Now you have to learn all these types of markup, such as
FrameLayout
,
LinearLayout
,
RelativeLayout
, and learn all their individual features, but in the end you will get a very natural and flexible UI markup system.
The best part is that no effort is required in order to automatically resize the device for portrait / landscape orientation and various screen sizes. This is a great contrast compared to the absolutely primitive Cocoa / iOS
springs and struts system.
But the nuance about the simplified design of the system in iOs, which I scoffed at, turned out to be a reasonable compromise when I considered ...
Animation
What Android should think about is that it usually looks like this:

It was conceived and developed in the days of Blackberry, Windows Mobile, and the run-up to the iPhone. The influence of these platforms went very deeply into the Android OS.
For example. A display system, that is, a method by which UI widgets, such as menus, buttons, etc. drawn on the screen, mostly implemented by software.
What does it mean? Let's look at the screenshot above as an example. If you press the Down button, you expect the entry “Homepage” to be selected instead of “Go to”. So you press Down. This causes an "invalidate", which means "please redraw the screen." Thus, the screen will be cleared, then:
- The OS updates the status bar at the top;
- WebView redraws Google.com;
- The menu draws a translucent black background and borders;
- All menus and text are drawn;
- A blue gradient highlight is drawn over the “Homepage”.
All this happens very quickly and you see only the final result, so it may seem as if only a few pixels were changed, but in fact the entire screen should be revised and redrawn.
If this sounds familiar to you, it is because this is the main method used in
GDI , the display system introduced in Microsoft Windows 1.0. It sounds suicidal, but in fact most GUIs are managed in this way.
Until the iPhone appeared ...

When you use your iPhone and play hardware accelerated 3D games, you know that everything in 3D is made from hundreds of small triangles.
When you abruptly navigate the list of friends in the Contacts application, you force the triangles to move. And here there is also a “camera”, as in the 3D shooter, but this camera is fixed above the virtual surface of the Contacts application and therefore it seems that the application is 2D.
It was a long way to say that everything on iOs is drawn using OpenGL. That's why the animation on iOs is so fast. You may have noticed that
-drawRect
not called for every frame in the animation. It is called once, then you draw your lines, circles and text on the OpenGL surface (which you don’t even realize), then Core Animation moves these surfaces around, like stringing a string on a puppet. And the final image overlay for each frame is performed by hardware using the GPU.
Apparently, Android made the decision earlier that it was not necessary to force its partner manufacturers to add GPUs. This decision was logical in anticipation of the release of the iPhone, but now it is distressing, as well as a new
hardware acceleration in Android 3.0, which is limited to the initial software build of the system.
Thus, in the beautiful flexible layout system in Android, you need to be very careful. By animating a certain set of properties, you can easily force the processor to make this whimsical and expensive layout on each frame of the animation. And at this time, the processor is very busy parsing some JSON from the web API or something else, okay?
Meridian for Android
In general, it took us about 4 months to develop, create and release
Meridian for Android .

When we first released
Meridian , the number one comment was: “Will you make an Android version, please?”. Even often without the "please".
And it turns out that Android is the third platform for Meridian. The first was Windows Mobile, can you believe it?
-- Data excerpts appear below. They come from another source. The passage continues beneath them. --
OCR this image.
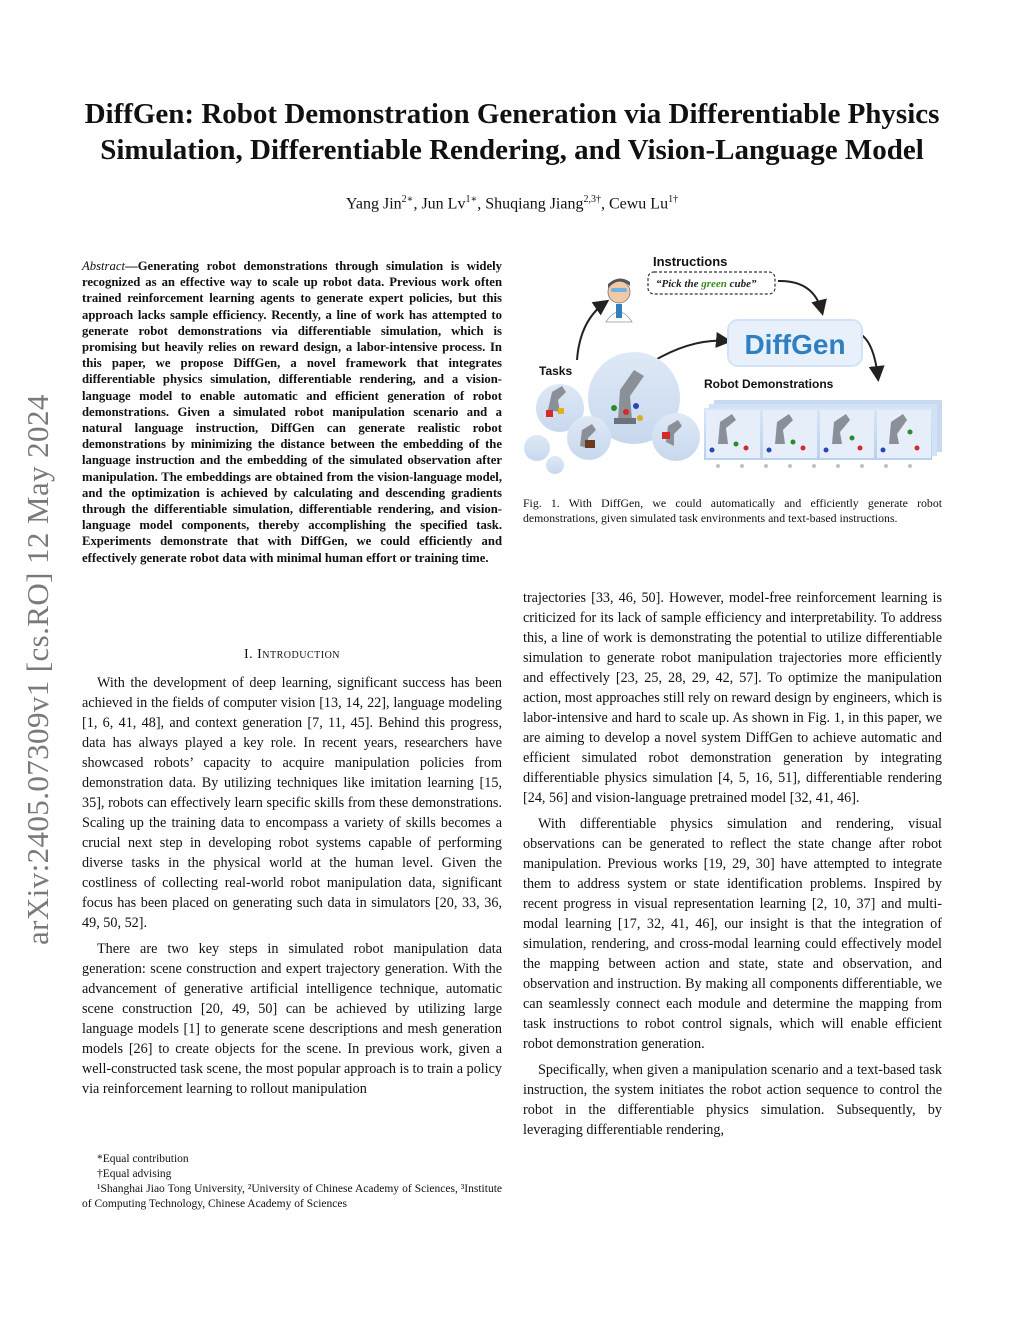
arXiv:2405.07309v1 [cs.RO] 12 May 2024
DiffGen: Robot Demonstration Generation via Differentiable Physics Simulation, Differentiable Rendering, and Vision-Language Model
Yang Jin$^{2∗}$, Jun $Lv^{1∗}$, Shuqiang Jiang$^{2,3\dagger}$, Cewu $Lu^{1\dagger}$
Abstract—Generating robot demonstrations through simulation is widely recognized as an effective way to scale up robot data. Previous work often trained reinforcement learning agents to generate expert policies, but this approach lacks sample efficiency. Recently, a line of work has attempted to generate robot demonstrations via differentiable simulation, which is promising but heavily relies on reward design, a labor-intensive process. In this paper, we propose DiffGen, a novel framework that integrates differentiable physics simulation, differentiable rendering, and a vision-language model to enable automatic and efficient generation of robot demonstrations. Given a simulated robot manipulation scenario and a natural language instruction, DiffGen can generate realistic robot demonstrations by minimizing the distance between the embedding of the language instruction and the embedding of the simulated observation after manipulation. The embeddings are obtained from the vision-language model, and the optimization is achieved by calculating and descending gradients through the differentiable simulation, differentiable rendering, and vision-language model components, thereby accomplishing the specified task. Experiments demonstrate that with DiffGen, we could efficiently and effectively generate robot data with minimal human effort or training time.
I. Introduction

With the development of deep learning, significant success has been achieved in the fields of computer vision [13, 14, 22], language modeling [1, 6, 41, 48], and context generation [7, 11, 45]. Behind this progress, data has always played a key role. In recent years, researchers have showcased robots’ capacity to acquire manipulation policies from demonstration data. By utilizing techniques like imitation learning [15, 35], robots can effectively learn specific skills from these demonstrations. Scaling up the training data to encompass a variety of skills becomes a crucial next step in developing robot systems capable of performing diverse tasks in the physical world at the human level. Given the costliness of collecting real-world robot manipulation data, significant focus has been placed on generating such data in simulators [20, 33, 36, 49, 50, 52].

There are two key steps in simulated robot manipulation data generation: scene construction and expert trajectory generation. With the advancement of generative artificial intelligence technique, automatic scene construction [20, 49, 50] can be achieved by utilizing large language models [1] to generate scene descriptions and mesh generation models [26] to create objects for the scene. In previous work, given a well-constructed task scene, the most popular approach is to train a policy via reinforcement learning to rollout manipulation

*Equal contribution
†Equal advising
¹Shanghai Jiao Tong University, ²University of Chinese Academy of Sciences, ³Institute of Computing Technology, Chinese Academy of Sciences
Instructions
“Pick the green cube”
DiffGen
Tasks
Robot Demonstrations
Fig. 1. With DiffGen, we could automatically and efficiently generate robot demonstrations, given simulated task environments and text-based instructions.

trajectories [33, 46, 50]. However, model-free reinforcement learning is criticized for its lack of sample efficiency and interpretability. To address this, a line of work is demonstrating the potential to utilize differentiable simulation to generate robot manipulation trajectories more efficiently and effectively [23, 25, 28, 29, 42, 57]. To optimize the manipulation action, most approaches still rely on reward design by engineers, which is labor-intensive and hard to scale up. As shown in Fig. 1, in this paper, we are aiming to develop a novel system DiffGen to achieve automatic and efficient simulated robot demonstration generation by integrating differentiable physics simulation [4, 5, 16, 51], differentiable rendering [24, 56] and vision-language pretrained model [32, 41, 46].

With differentiable physics simulation and rendering, visual observations can be generated to reflect the state change after robot manipulation. Previous works [19, 29, 30] have attempted to integrate them to address system or state identification problems. Inspired by recent progress in visual representation learning [2, 10, 37] and multi-modal learning [17, 32, 41, 46], our insight is that the integration of simulation, rendering, and cross-modal learning could effectively model the mapping between action and state, state and observation, and observation and instruction. By making all components differentiable, we can seamlessly connect each module and determine the mapping from task instructions to robot control signals, which will enable efficient robot demonstration generation.

Specifically, when given a manipulation scenario and a text-based task instruction, the system initiates the robot action sequence to control the robot in the differentiable physics simulation. Subsequently, by leveraging differentiable rendering,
We began to create what we now call "Meridian" even before the appearance of the iPhone. At the time, Windows Mobile was the only mobile platform capable of providing us with the desired practical skills.
Thus, it can be said that now I have an extensive idea of ​​all this. There will always be new platforms and new paradigms to explore. The best thing we can do is understand where they came from and take advantage of all the advantages and disadvantages in order to add some amazing features as quickly as possible before they change again.